Warsaw is scarred with horrendous history, which shouldn’t be forgotten. But the “new city” is filled with contemporary surprises. You could have knocked off my scarpekti (socks) when I visited some of the latest restaurants. Not only were they swanky, ranging from Art Deco to ultra modern, but the food was uncompromisingly great. Forget perogees; here we were treated to sophisticated fusion, international and an extraordinary array of recipes and tastes.

The passion that went into the menus and the decor of KOM is obvious. In an old telegraph building, the KOM’s Telegraph Bar is fashioned from pre-War Parisian style. (www.komunikat.net.pl).

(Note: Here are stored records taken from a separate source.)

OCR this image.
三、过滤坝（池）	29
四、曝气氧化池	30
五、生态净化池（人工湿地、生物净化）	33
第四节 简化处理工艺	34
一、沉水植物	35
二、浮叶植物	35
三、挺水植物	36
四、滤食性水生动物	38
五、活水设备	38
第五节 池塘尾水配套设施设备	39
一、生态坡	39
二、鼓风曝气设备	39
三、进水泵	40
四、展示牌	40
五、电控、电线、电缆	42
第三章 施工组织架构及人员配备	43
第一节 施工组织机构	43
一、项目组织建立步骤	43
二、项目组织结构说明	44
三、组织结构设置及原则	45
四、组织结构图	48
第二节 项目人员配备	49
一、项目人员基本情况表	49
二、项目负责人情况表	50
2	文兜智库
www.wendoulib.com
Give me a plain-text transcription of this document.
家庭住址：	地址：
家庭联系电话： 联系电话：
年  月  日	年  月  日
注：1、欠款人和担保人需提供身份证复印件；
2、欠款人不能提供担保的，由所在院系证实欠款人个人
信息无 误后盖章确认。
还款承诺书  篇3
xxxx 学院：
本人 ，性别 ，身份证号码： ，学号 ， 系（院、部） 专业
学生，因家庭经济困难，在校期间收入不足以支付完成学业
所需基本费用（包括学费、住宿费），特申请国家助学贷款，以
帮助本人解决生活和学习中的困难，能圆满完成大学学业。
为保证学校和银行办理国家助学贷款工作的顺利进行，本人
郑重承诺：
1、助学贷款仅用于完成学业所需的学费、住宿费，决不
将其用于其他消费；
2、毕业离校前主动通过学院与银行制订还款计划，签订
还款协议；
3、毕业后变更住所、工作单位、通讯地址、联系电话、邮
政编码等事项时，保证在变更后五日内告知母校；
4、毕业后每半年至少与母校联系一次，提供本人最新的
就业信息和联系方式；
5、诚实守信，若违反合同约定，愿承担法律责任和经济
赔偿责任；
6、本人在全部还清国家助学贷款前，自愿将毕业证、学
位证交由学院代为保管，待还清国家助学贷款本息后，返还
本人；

Strangely, the Poles seem to adore Oriental food, and no place is better than Sense. Among the bamboo and modern setting, the menu has such variety that it should be a “tasting option.” Consider salmon ceviche, lemongrass and coconut soup, nasi goring, red onion curry, and monkfish wrapped in Parma ham—even fish and chips and hamburgers are featured. And nothing is better for the finale than strawberry lime lasagne. (www.sensecafe.com.pl).

Porto Praga is a new project and located in the heart of an old area of Warsaw. The decor has elements of the 200-year-old mill mixed with original Art Deco details and culinary experiences are much sought after. From Spanish melon wrapped in Serona ham with balsamic and fresh sage, to Malaysian prawns and squid delicately stewed in ginger and Soya sauce, to sunny Florida from whence the tuna fish steak hails. A South American dessert makes a grand finale. (www.portopraga.pl).

The café scene is just as hip, and for those with a sweet tooth, there’s Wedel, which has wooed customers since 1851. The café’s walls are filled with photos of old Warsaw. (www. wedelpijalnie.pl).

Blikle Café opened in 1869 and not even the Communist regime could close them down. It’s the oldest cake story with the best panczkis (donuts) this side of Tim Hortons. www.blikle.pl).